The backdrop for this letter is a years-long effort to protect Canada’s boreal caribou, a Canadian icon in crisis. The Canadian government designated the species as threatened under its Species at Risk Act (SARA) nearly 15 years ago, and since then the prognosis has only worsened. Now, just 14 of Canada’s 51 boreal caribou herds are still considered “self-sustaining,” meaning that they will continue to persist in the boreal without intervention. Without action to protect boreal caribou habitat, the caribou could be gone forever in a matter of decades. Wildlife scientists predict that if nothing changes, boreal caribou populations could decline by 30 percent in the next 15 years alone.
In the southern part of their range, the primary cause of this population decline is industrial activity in boreal caribou habitat. Boreal caribou are extremely sensitive to habitat disturbances, and so any industrial activity like road-building or clearcutting can have significant impacts on the population.
The boreal caribou’s plight is a tragedy in and of itself, but it also carries significant weight because of what it means for Canada’s Indigenous Peoples and what it signifies about the overall health of Canada’s boreal forest. Boreal caribou hold immense value for Indigenous Peoples across Canada. The caribou is part of cultural traditions for hundreds of Indigenous communities. The decline of boreal caribou populations means the loss of culture for many Indigenous Peoples, a fact that cannot be ignored.

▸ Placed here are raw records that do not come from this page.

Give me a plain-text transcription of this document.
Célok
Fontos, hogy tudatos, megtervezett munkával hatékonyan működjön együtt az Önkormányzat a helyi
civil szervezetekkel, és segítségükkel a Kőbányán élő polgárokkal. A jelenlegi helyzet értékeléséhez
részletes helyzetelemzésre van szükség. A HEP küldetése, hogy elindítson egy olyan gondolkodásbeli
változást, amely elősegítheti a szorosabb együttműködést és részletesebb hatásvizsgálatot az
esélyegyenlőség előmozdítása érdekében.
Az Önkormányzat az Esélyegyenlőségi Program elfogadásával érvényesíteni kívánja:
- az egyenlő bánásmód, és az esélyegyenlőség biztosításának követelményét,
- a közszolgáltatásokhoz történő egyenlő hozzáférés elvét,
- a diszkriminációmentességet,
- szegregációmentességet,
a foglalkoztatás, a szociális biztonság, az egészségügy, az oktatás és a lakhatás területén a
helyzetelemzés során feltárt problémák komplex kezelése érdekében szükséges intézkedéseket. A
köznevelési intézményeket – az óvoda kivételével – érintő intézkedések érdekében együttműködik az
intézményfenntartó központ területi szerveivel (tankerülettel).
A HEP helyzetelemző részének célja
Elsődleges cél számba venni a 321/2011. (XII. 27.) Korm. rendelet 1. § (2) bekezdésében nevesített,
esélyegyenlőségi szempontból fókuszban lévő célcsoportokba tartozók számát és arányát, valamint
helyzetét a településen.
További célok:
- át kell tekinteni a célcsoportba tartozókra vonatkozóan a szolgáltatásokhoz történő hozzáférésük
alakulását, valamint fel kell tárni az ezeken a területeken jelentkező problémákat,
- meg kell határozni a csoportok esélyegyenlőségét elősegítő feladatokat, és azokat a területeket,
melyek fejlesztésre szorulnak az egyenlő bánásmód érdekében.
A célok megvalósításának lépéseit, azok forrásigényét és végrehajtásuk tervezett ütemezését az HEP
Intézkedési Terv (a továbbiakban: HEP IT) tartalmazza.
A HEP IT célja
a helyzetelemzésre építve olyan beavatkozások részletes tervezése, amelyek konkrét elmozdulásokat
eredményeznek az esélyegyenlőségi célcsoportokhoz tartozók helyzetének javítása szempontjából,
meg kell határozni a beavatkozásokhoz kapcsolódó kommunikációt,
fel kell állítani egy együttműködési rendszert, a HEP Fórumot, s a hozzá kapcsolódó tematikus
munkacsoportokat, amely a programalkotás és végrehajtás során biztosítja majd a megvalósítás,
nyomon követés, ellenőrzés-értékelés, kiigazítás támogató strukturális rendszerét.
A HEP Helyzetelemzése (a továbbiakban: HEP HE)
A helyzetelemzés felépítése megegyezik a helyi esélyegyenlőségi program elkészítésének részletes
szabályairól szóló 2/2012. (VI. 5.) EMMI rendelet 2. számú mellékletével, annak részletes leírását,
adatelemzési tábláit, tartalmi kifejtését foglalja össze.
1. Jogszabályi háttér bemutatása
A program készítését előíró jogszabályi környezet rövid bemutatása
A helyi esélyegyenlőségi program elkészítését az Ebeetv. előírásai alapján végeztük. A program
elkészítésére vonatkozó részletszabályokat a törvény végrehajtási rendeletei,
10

Furthermore, the boreal caribou is an indicator species for the overall health of the boreal forest—one of Earth’s last great intact forests. Canada’s boreal is richly biodiverse, a nursery for billions of North American birds and the year-round home to many other iconic large mammals like the Canada lynx and grizzly bears. The forest is also a vast carbon store. When the forest is logged, important habitat is disturbed, ecological processes are disrupted, and carbon is released into the atmosphere, exacerbating our existing climate emergency. The decline of boreal caribou tells us that the boreal forest faces a similar crisis to the species itself.

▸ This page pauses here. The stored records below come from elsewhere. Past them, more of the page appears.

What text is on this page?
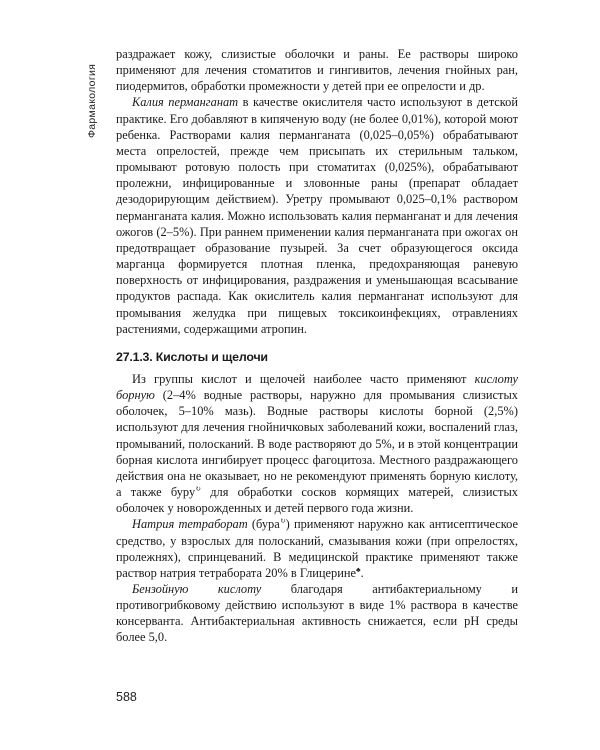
Фармакология

раздражает кожу, слизистые оболочки и раны. Ее растворы широко применяют для лечения стоматитов и гингивитов, лечения гнойных ран, пиодермитов, обработки промежности у детей при ее опрелости и др.

Калия перманганат в качестве окислителя часто используют в детской практике. Его добавляют в кипяченую воду (не более 0,01%), которой моют ребенка. Растворами калия перманганата (0,025–0,05%) обрабатывают места опрелостей, прежде чем присыпать их стерильным тальком, промывают ротовую полость при стоматитах (0,025%), обрабатывают пролежни, инфицированные и зловонные раны (препарат обладает дезодорирующим действием). Уретру промывают 0,025–0,1% раствором перманганата калия. Можно использовать калия перманганат и для лечения ожогов (2–5%). При раннем применении калия перманганата при ожогах он предотвращает образование пузырей. За счет образующегося оксида марганца формируется плотная пленка, предохраняющая раневую поверхность от инфицирования, раздражения и уменьшающая всасывание продуктов распада. Как окислитель калия перманганат используют для промывания желудка при пищевых токсикоинфекциях, отравлениях растениями, содержащими атропин.

27.1.3. Кислоты и щелочи

Из группы кислот и щелочей наиболее часто применяют кислоту борную (2–4% водные растворы, наружно для промывания слизистых оболочек, 5–10% мазь). Водные растворы кислоты борной (2,5%) используют для лечения гнойничковых заболеваний кожи, воспалений глаз, промываний, полосканий. В воде растворяют до 5%, и в этой концентрации борная кислота ингибирует процесс фагоцитоза. Местного раздражающего действия она не оказывает, но не рекомендуют применять борную кислоту, а также буру↻ для обработки сосков кормящих матерей, слизистых оболочек у новорожденных и детей первого года жизни.

Натрия тетраборат (бура↻) применяют наружно как антисептическое средство, у взрослых для полосканий, смазывания кожи (при опрелостях, пролежнях), спринцеваний. В медицинской практике применяют также раствор натрия тетрабората 20% в Глицерине♣.

Бензойную кислоту благодаря антибактериальному и противогрибковому действию используют в виде 1% раствора в качестве консерванта. Антибактериальная активность снижается, если pH среды более 5,0.

588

Despite these facts, Canada’s provinces have been extremely slow to act due, in part, to sustained pressure from Canada’s logging industry. In fact, in the face of deadlines for releasing caribou protection and recovery plans, the Canadian logging industry trade group launched a major campaign calling for further study before Canadian provinces act to protect boreal caribou.
Canada has a reputation for sustainability. That’s why many companies decide to purchase Canadian wood products. As the signers of the letter state, they rely on the country’s conservation efforts to ensure their supply chain is “free of controversy” and “acquired through sustainable harvesting.” A failure to enforce Canada’s endangered species laws and take concrete action to protect boreal caribou habitat at this critical juncture can only undermine the international marketplace’s confidence in the sustainability of boreal forest products.
Science tells us we cannot wait to protect boreal caribou habitat. Now, multi-billion dollar companies are echoing that message to Canadian decision-makers. Canada’s leaders need to recognize that inaction will tarnish their “green” reputation and will threaten the economic advantage they enjoy because of that reputation. Let’s hope they embrace sustainability and act swiftly to protect the iconic boreal caribou before it's too late.